Rakamları geride bırakan hafta
05-09 Haziran haftası piyasa gelişmelerini konuşurken rakamların ötesinde, son dönemde alışageldiği üzere, politika ve sözlü yönlendirmeleri ön plana çıkardık. Orta Doğu’da haber akışının beklenmedik anda yeniden başlaması yatırımcıların hikayeyi bir yerinden yakalama çabasına sahne olurken, fiyatlamalara olan etkisi sanılan ölçekte gerçekleşmedi. ECB’nin yönlendirmesi toplantıdan bir gün önce piyasalarda tartışılırken, İngiltere seçimleri ise bugünden ziyade geleceği daha yakından ilgilendiriyor.
Bölge devleti olmamız nedeniyle Orta Doğu gelişmelerine kayıtsız kalmamız bir hayli güç. Zaten biz istesek de sınırların ötesinde bulunan likidite akışı buna imkan tanımıyor. Suudi Arabistan önderliğinde Katar’a yönelik başlatılan abluka ve akabinde İran’ın hedefe girmiş olması bizlere gösteriyor ki bölgedeki hareketlilik sanılan kadar kısa sürmeyecek. İran İslam Devrimi’nden bu yana ilk kez İran’da Meclis binasında çatışma olması, terör olayları için hedef seçilen mekanların dini açıdan önemleri ve Suudi Arabistan-İran siyasilerinin karşılıklı açıklamaları neticesinde bir kez daha “bölge riski” kavramını hatırlamış durumdayız. İtidalin ön plana çıkması ve diyaloğun gözetilmesi başka hiçbir zaman dilimi içerisinde olmadığı kadar önemli. Bölgenin yeni bir bölünme ve kargaşayı kaldıracak halinin olmadığı konusu su götürmez bir gerçek.

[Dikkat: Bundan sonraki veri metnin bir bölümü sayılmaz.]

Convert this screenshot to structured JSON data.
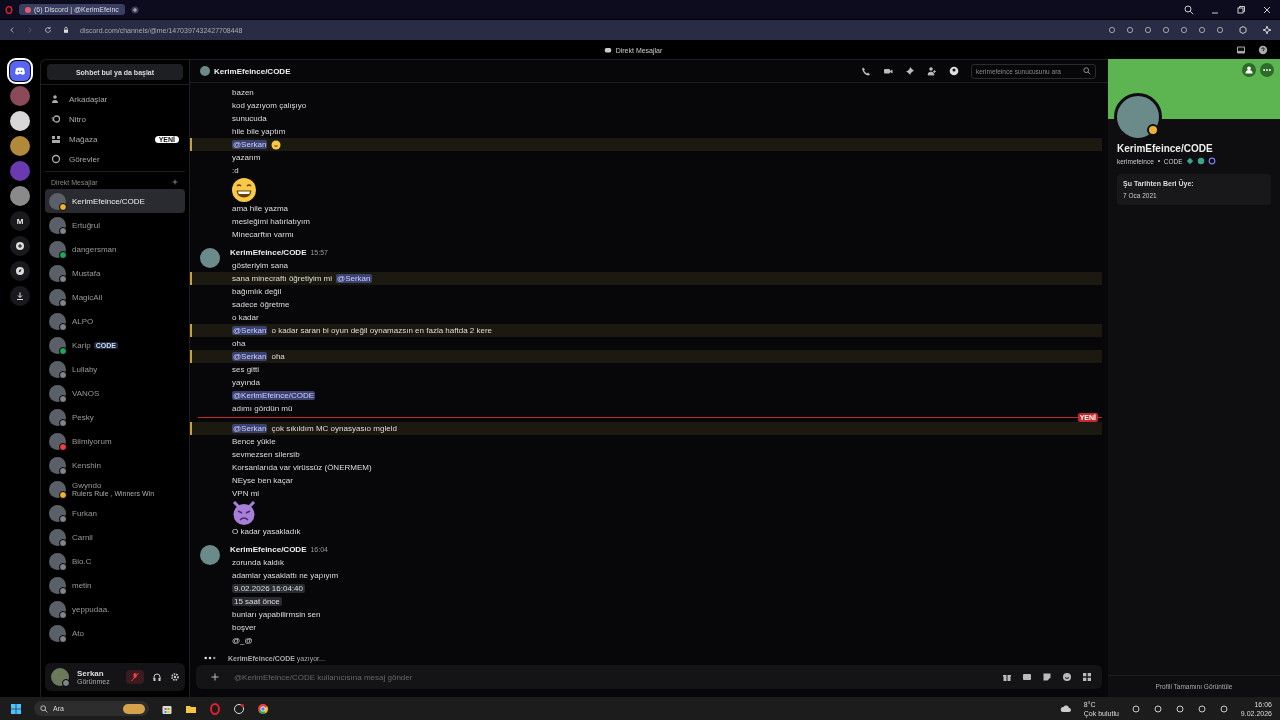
{
  "browser": {
    "tab_title": "(6) Discord | @KerimEfeinc",
    "url": "discord.com/channels/@me/1470397432427708448"
  },
  "app_title": "Direkt Mesajlar",
  "servers": [
    {
      "kind": "home",
      "selected": true
    },
    {
      "kind": "avatar",
      "color": "#8a4a5a",
      "selected": false
    },
    {
      "kind": "avatar",
      "color": "#d8d8d8",
      "selected": false
    },
    {
      "kind": "avatar",
      "color": "#b08a3a",
      "selected": false
    },
    {
      "kind": "avatar",
      "color": "#6a3ab0",
      "selected": false
    },
    {
      "kind": "avatar",
      "color": "#8a8a8a",
      "selected": false
    },
    {
      "kind": "letter",
      "label": "M",
      "selected": false
    },
    {
      "kind": "add",
      "selected": false
    },
    {
      "kind": "explore",
      "selected": false
    },
    {
      "kind": "download",
      "selected": false
    }
  ],
  "sidebar": {
    "search_button": "Sohbet bul ya da başlat",
    "nav": [
      {
        "kind": "friends",
        "label": "Arkadaşlar"
      },
      {
        "kind": "nitro",
        "label": "Nitro"
      },
      {
        "kind": "shop",
        "label": "Mağaza",
        "badge": "YENİ"
      },
      {
        "kind": "quests",
        "label": "Görevler"
      }
    ],
    "dm_header": "Direkt Mesajlar",
    "dms": [
      {
        "name": "KerimEfeince/CODE",
        "color": "#f0b232",
        "selected": true
      },
      {
        "name": "Ertuğrul",
        "color": "#80848e",
        "selected": false
      },
      {
        "name": "dangersman",
        "color": "#23a55a",
        "selected": false
      },
      {
        "name": "Mustafa",
        "color": "#80848e",
        "selected": false
      },
      {
        "name": "MagicAll",
        "color": "#80848e",
        "selected": false
      },
      {
        "name": "ALPO",
        "color": "#80848e",
        "selected": false
      },
      {
        "name": "Karip",
        "color": "#23a55a",
        "tag": "CODE",
        "selected": false
      },
      {
        "name": "Lullaby",
        "color": "#80848e",
        "selected": false
      },
      {
        "name": "VANOS",
        "color": "#80848e",
        "selected": false
      },
      {
        "name": "Pesky",
        "color": "#80848e",
        "selected": false
      },
      {
        "name": "Bilmiyorum",
        "color": "#f23f43",
        "selected": false
      },
      {
        "name": "Kenshin",
        "color": "#80848e",
        "selected": false
      },
      {
        "name": "Gwyndo",
        "color": "#f0b232",
        "subtitle": "Rulers Rule , Winners Win",
        "selected": false
      },
      {
        "name": "Furkan",
        "color": "#80848e",
        "selected": false
      },
      {
        "name": "Carnil",
        "color": "#80848e",
        "selected": false
      },
      {
        "name": "Bio.C",
        "color": "#80848e",
        "selected": false
      },
      {
        "name": "metin",
        "color": "#80848e",
        "selected": false
      },
      {
        "name": "yeppudaa.",
        "color": "#80848e",
        "selected": false
      },
      {
        "name": "Ato",
        "color": "#80848e",
        "selected": false
      }
    ]
  },
  "user_panel": {
    "name": "Serkan",
    "status": "Görünmez",
    "mic_muted": true
  },
  "chat": {
    "title": "KerimEfeince/CODE",
    "search_placeholder": "kerimefeince sunucusunu ara",
    "groups": [
      {
        "lines": [
          {
            "kind": "text",
            "highlighted": false,
            "parts": [
              {
                "kind": "text",
                "text": "bazen"
              }
            ]
          },
          {
            "kind": "text",
            "highlighted": false,
            "parts": [
              {
                "kind": "text",
                "text": "kod yazıyom çalışıyo"
              }
            ]
          },
          {
            "kind": "text",
            "highlighted": false,
            "parts": [
              {
                "kind": "text",
                "text": "sunucuda"
              }
            ]
          },
          {
            "kind": "text",
            "highlighted": false,
            "parts": [
              {
                "kind": "text",
                "text": "hile bile yaptım"
              }
            ]
          },
          {
            "kind": "text",
            "highlighted": true,
            "parts": [
              {
                "kind": "mention",
                "text": "@Serkan"
              },
              {
                "kind": "emoji"
              }
            ]
          },
          {
            "kind": "text",
            "highlighted": false,
            "parts": [
              {
                "kind": "text",
                "text": "yazarım"
              }
            ]
          },
          {
            "kind": "text",
            "highlighted": false,
            "parts": [
              {
                "kind": "text",
                "text": ":d"
              }
            ]
          },
          {
            "kind": "grin",
            "highlighted": false
          },
          {
            "kind": "text",
            "highlighted": false,
            "parts": [
              {
                "kind": "text",
                "text": "ama hile yazma"
              }
            ]
          },
          {
            "kind": "text",
            "highlighted": false,
            "parts": [
              {
                "kind": "text",
                "text": "mesleğimi hatırlatıyım"
              }
            ]
          },
          {
            "kind": "text",
            "highlighted": false,
            "parts": [
              {
                "kind": "text",
                "text": "Minecarftın varmı"
              }
            ]
          }
        ]
      },
      {
        "author": "KerimEfeince/CODE",
        "time": "15:57",
        "lines": [
          {
            "kind": "text",
            "highlighted": false,
            "parts": [
              {
                "kind": "text",
                "text": "gösteriyim sana"
              }
            ]
          },
          {
            "kind": "text",
            "highlighted": true,
            "parts": [
              {
                "kind": "text",
                "text": "sana minecraftı öğretiyim mi"
              },
              {
                "kind": "mention",
                "text": "@Serkan"
              }
            ]
          },
          {
            "kind": "text",
            "highlighted": false,
            "parts": [
              {
                "kind": "text",
                "text": "bağımlık değil"
              }
            ]
          },
          {
            "kind": "text",
            "highlighted": false,
            "parts": [
              {
                "kind": "text",
                "text": "sadece öğretme"
              }
            ]
          },
          {
            "kind": "text",
            "highlighted": false,
            "parts": [
              {
                "kind": "text",
                "text": "o kadar"
              }
            ]
          },
          {
            "kind": "text",
            "highlighted": true,
            "parts": [
              {
                "kind": "mention",
                "text": "@Serkan"
              },
              {
                "kind": "text",
                "text": "o kadar saran bi oyun değil oynamazsın en fazla haftda 2 kere"
              }
            ]
          },
          {
            "kind": "text",
            "highlighted": false,
            "parts": [
              {
                "kind": "text",
                "text": "oha"
              }
            ]
          },
          {
            "kind": "text",
            "highlighted": true,
            "parts": [
              {
                "kind": "mention",
                "text": "@Serkan"
              },
              {
                "kind": "text",
                "text": "oha"
              }
            ]
          },
          {
            "kind": "text",
            "highlighted": false,
            "parts": [
              {
                "kind": "text",
                "text": "ses gitti"
              }
            ]
          },
          {
            "kind": "text",
            "highlighted": false,
            "parts": [
              {
                "kind": "text",
                "text": "yayında"
              }
            ]
          },
          {
            "kind": "text",
            "highlighted": false,
            "parts": [
              {
                "kind": "mention",
                "text": "@KerimEfeince/CODE"
              }
            ]
          },
          {
            "kind": "text",
            "highlighted": false,
            "parts": [
              {
                "kind": "text",
                "text": "adımı gördün mü"
              }
            ]
          },
          {
            "kind": "divider",
            "highlighted": false,
            "label": "YENİ"
          },
          {
            "kind": "text",
            "highlighted": true,
            "parts": [
              {
                "kind": "mention",
                "text": "@Serkan"
              },
              {
                "kind": "text",
                "text": "çok sıkıldım MC  oynasyasıo mgleld"
              }
            ]
          },
          {
            "kind": "text",
            "highlighted": false,
            "parts": [
              {
                "kind": "text",
                "text": "Bence yükle"
              }
            ]
          },
          {
            "kind": "text",
            "highlighted": false,
            "parts": [
              {
                "kind": "text",
                "text": "sevmezsen silersib"
              }
            ]
          },
          {
            "kind": "text",
            "highlighted": false,
            "parts": [
              {
                "kind": "text",
                "text": "Korsanlarıda var virüssüz (ÖNERMEM)"
              }
            ]
          },
          {
            "kind": "text",
            "highlighted": false,
            "parts": [
              {
                "kind": "text",
                "text": "NEyse ben kaçar"
              }
            ]
          },
          {
            "kind": "text",
            "highlighted": false,
            "parts": [
              {
                "kind": "text",
                "text": "VPN mi"
              }
            ]
          },
          {
            "kind": "devil",
            "highlighted": false
          },
          {
            "kind": "text",
            "highlighted": false,
            "parts": [
              {
                "kind": "text",
                "text": "O kadar yasakladık"
              }
            ]
          }
        ]
      },
      {
        "author": "KerimEfeince/CODE",
        "time": "16:04",
        "lines": [
          {
            "kind": "text",
            "highlighted": false,
            "parts": [
              {
                "kind": "text",
                "text": "zorunda kaldık"
              }
            ]
          },
          {
            "kind": "text",
            "highlighted": false,
            "parts": [
              {
                "kind": "text",
                "text": "adamlar yasaklattı ne yapıyım"
              }
            ]
          },
          {
            "kind": "chip",
            "highlighted": false,
            "text": "9.02.2026 16:04:40"
          },
          {
            "kind": "chip",
            "highlighted": false,
            "text": "15 saat önce"
          },
          {
            "kind": "text",
            "highlighted": false,
            "parts": [
              {
                "kind": "text",
                "text": "bunları yapabilirmsin sen"
              }
            ]
          },
          {
            "kind": "text",
            "highlighted": false,
            "parts": [
              {
                "kind": "text",
                "text": "boşver"
              }
            ]
          },
          {
            "kind": "text",
            "highlighted": false,
            "parts": [
              {
                "kind": "text",
                "text": "@_@"
              }
            ]
          }
        ]
      }
    ],
    "typing": "**KerimEfeince/CODE** yazıyor...",
    "composer_placeholder": "@KerimEfeince/CODE kullanıcısına mesaj gönder"
  },
  "profile": {
    "name": "KerimEfeince/CODE",
    "username": "kerimefeince",
    "tag": "CODE",
    "member_since_label": "Şu Tarihten Beri Üye:",
    "member_since": "7 Oca 2021",
    "footer_button": "Profili Tamamını Görüntüle"
  },
  "taskbar": {
    "search": "Ara",
    "temperature": "8°C",
    "weather": "Çok bulutlu",
    "time": "16:06",
    "date": "9.02.2026"
  }
}
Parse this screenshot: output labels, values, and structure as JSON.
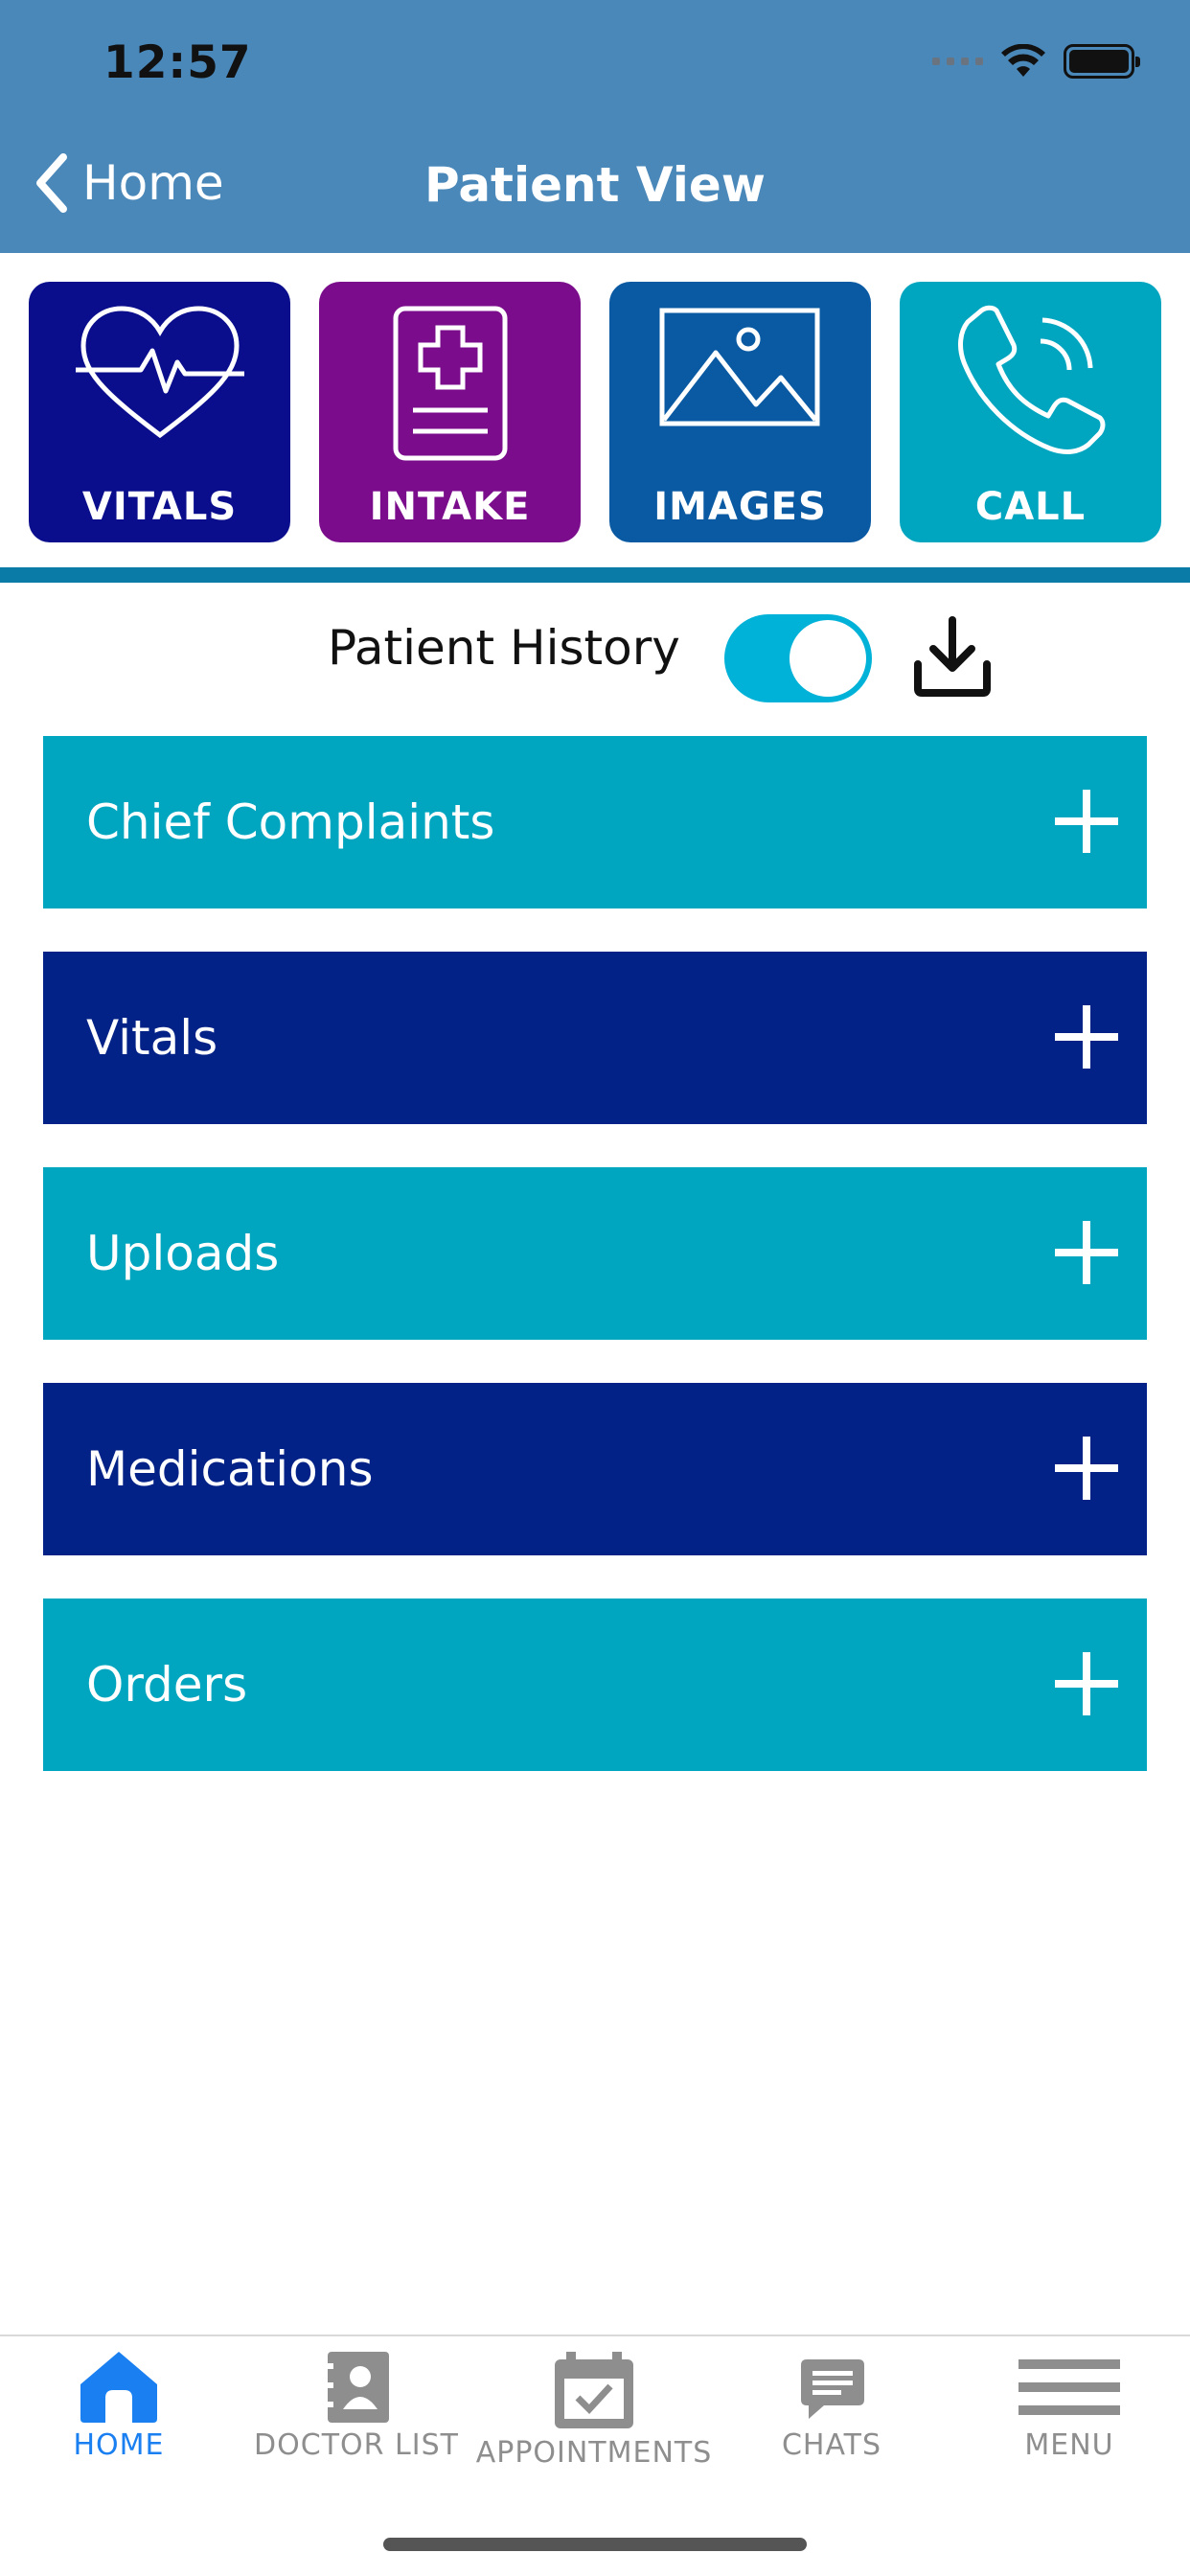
{
  "status_bar": {
    "time": "12:57"
  },
  "nav": {
    "back_label": "Home",
    "title": "Patient View"
  },
  "tiles": [
    {
      "label": "VITALS",
      "icon": "heart-pulse-icon",
      "color": "#0b0e8c"
    },
    {
      "label": "INTAKE",
      "icon": "medical-form-icon",
      "color": "#7b0d8c"
    },
    {
      "label": "IMAGES",
      "icon": "image-icon",
      "color": "#0a5aa3"
    },
    {
      "label": "CALL",
      "icon": "phone-icon",
      "color": "#00a6c0"
    }
  ],
  "history": {
    "label": "Patient History",
    "toggle_on": true
  },
  "sections": [
    {
      "label": "Chief Complaints",
      "color": "#00a6c0"
    },
    {
      "label": "Vitals",
      "color": "#022287"
    },
    {
      "label": "Uploads",
      "color": "#00a6c0"
    },
    {
      "label": "Medications",
      "color": "#022287"
    },
    {
      "label": "Orders",
      "color": "#00a6c0"
    }
  ],
  "tabbar": {
    "items": [
      {
        "label": "HOME",
        "icon": "home-icon",
        "active": true
      },
      {
        "label": "DOCTOR LIST",
        "icon": "contacts-book-icon",
        "active": false
      },
      {
        "label": "APPOINTMENTS",
        "icon": "calendar-check-icon",
        "active": false
      },
      {
        "label": "CHATS",
        "icon": "chat-bubble-icon",
        "active": false
      },
      {
        "label": "MENU",
        "icon": "hamburger-menu-icon",
        "active": false
      }
    ],
    "active_color": "#1a7ff0",
    "inactive_color": "#8e8e8e"
  }
}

ECB’nin Haziran ayı toplantısına dair beklentiler çoğunlukla yüksek sesle tartışılıyordu. Beklendiği şekilde, büyüme görünümüne dair olumlu revizyon ve söylem, enflasyona dair ise enerji fiyatları kaynaklı değerlendirme ve güncelleme gerçekleşti. 2019’a kadar olan dönem beklentileri rakamsal olarak analist fikirlerinin üzerinde olsa da, küresel piyasalardaki zayıf dolar algısının etkisiyle euroda zayıflamanın momentumu düşük kalıyor. Gün sonunda toplantıdan geriye kalanlar ise, ilk çeyrek revizyonuna paralel bölgede büyümenin yıl için %2’ye ulaşabileceği ve faizin daha da düşürülebileceğine dair yönlendirmenin kaldırmış olması. Bu da bizi “bebek adımları” şeklinde tanımlayabileceğimiz çıkış stratejisine götürecek. Bugün değil, hemen değil ancak süreç buraya doğru ilerliyor.
İngiltere’de ise bir kez daha sandık blöfünün başarısızlığı söz konusu. Cameron’ın ardından May de başarısızlık gerçeği ile yüzleşti ve tek başına hükümet kurma yetisini kaybetti. İşçi Partisi’nin de iktidarı elde edememesine paralel koalisyon görüşmelerinin sonuçlarını izleyeceğiz. 2010 seçimlerinde 5 gün süren görüşmelerin ardından Gordon Brown başbakanlık koltuğuna oturmuştu. May’in parti içerisindeki gücü ve ikna kabiliyeti ise ciddi baskı altında. 9 Haziran tarihi itibarıyla 10 gün sonra Brexit görüşmeleri başlayacak. Hükümetin kurulmaması durumunda AB ve İngiltere karşılıklı olarak erteleme talebinde bulunabilir. Bu da ilk etapta sürecin uzamasından ziyade tartışılmaması anlamı taşıdığından GBP cinsinden varlıkların fiyatlamasında düşüşü sınırlayıcı etki gösteriyor.
Peki, buraya kadar olan kısımda Türkiye nerede? Emsallerimizden ayrışmadığımız sürece bizim açımızdan problem olduğunu söyleyemeyiz. Gelecek hafta Fed ve TCMB sonrasında yaz dönemi için strateji belirlemek daha kolay olacaktır.